The UK government will finally ban ‘gay cure’ therapy and proposed other pledges in the LGBT action plan.
Published by the Equalities Office today (3 July), the dangerous practice of ‘conversion therapy’ will be stopped in Britain.
The proposal was part of 30 pages of pledges, including on how to improve police response to LGBTI hate crime.
Other suggestions include more support for LGBTI students and teachers and improvements to gender identity services.
However, the UK government will only give an in initial £4.5 million in funding.
Is the LGBT action plan good enough?
Other activists say that it does not cover protections to LGBTI asylum seekers.

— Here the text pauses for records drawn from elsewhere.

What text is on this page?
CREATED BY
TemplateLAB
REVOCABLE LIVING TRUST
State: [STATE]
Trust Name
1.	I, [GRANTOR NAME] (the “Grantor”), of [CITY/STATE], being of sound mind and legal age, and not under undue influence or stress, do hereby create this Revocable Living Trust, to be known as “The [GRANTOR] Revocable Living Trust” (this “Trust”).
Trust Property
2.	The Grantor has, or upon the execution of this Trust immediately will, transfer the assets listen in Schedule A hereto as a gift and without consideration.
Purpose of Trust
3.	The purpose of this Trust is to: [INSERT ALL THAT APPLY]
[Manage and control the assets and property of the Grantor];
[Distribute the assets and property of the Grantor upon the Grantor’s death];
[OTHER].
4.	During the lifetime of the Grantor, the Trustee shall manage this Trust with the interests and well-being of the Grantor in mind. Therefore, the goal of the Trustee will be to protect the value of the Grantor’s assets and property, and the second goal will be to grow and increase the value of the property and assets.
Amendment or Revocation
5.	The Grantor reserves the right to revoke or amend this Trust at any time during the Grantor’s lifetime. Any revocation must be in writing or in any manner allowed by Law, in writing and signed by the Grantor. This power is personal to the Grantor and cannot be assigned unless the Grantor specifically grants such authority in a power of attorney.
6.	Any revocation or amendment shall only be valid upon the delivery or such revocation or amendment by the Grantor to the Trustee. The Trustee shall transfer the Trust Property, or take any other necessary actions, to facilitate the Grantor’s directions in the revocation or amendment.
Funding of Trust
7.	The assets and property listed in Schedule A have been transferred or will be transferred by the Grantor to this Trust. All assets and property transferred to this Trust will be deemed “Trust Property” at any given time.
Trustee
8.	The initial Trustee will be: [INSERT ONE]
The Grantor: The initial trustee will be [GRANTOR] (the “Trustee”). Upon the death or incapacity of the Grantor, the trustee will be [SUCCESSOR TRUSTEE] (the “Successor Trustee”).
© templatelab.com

It also gives no likelihood to what will happen after Brexit.
Over 100,000 people responded to the survey which ran from July to October last year.
- 68% said they had avoided holding hands in public with a same-sex partner
- 70% said they had at times not been open about their sexual orientation
- Transgender respondents had very low scores of life satisfaction (5.4) compared to the rest of the UK (7.7)
- 5% of respondents had been offered so called ‘conversion’ or ‘reparative’ therapy to cure them of being LGBT. A further 2% had undergone it.
- 19% of respondents with a job had not been open about their sexual orientation or gender identity with any of their colleagues.
Prime Minister U-turns on ‘gay cure’ therapy
Prime Minister Theresa May has previously said she would not go ahead with plans to ban ‘gay cure’ therapy.
But in response to the action plan, she said: ‘I was struck by just how many respondents said they cannot be open about their sexual orientation or avoid holding hands with their partner in public for fear of a negative reaction.
‘No one should ever have to hide who they are or who they love. [The plan will] set out concrete steps to deliver real and lasting change across society.’
Penny Mordaunt, the minister for women and equalities, said: ‘Our action plan is a step towards everyone, regardless of their sexual orientation, gender identity or sex characteristics, being able to live safe, happy and healthy lives where they can be themselves without fear of discrimination.’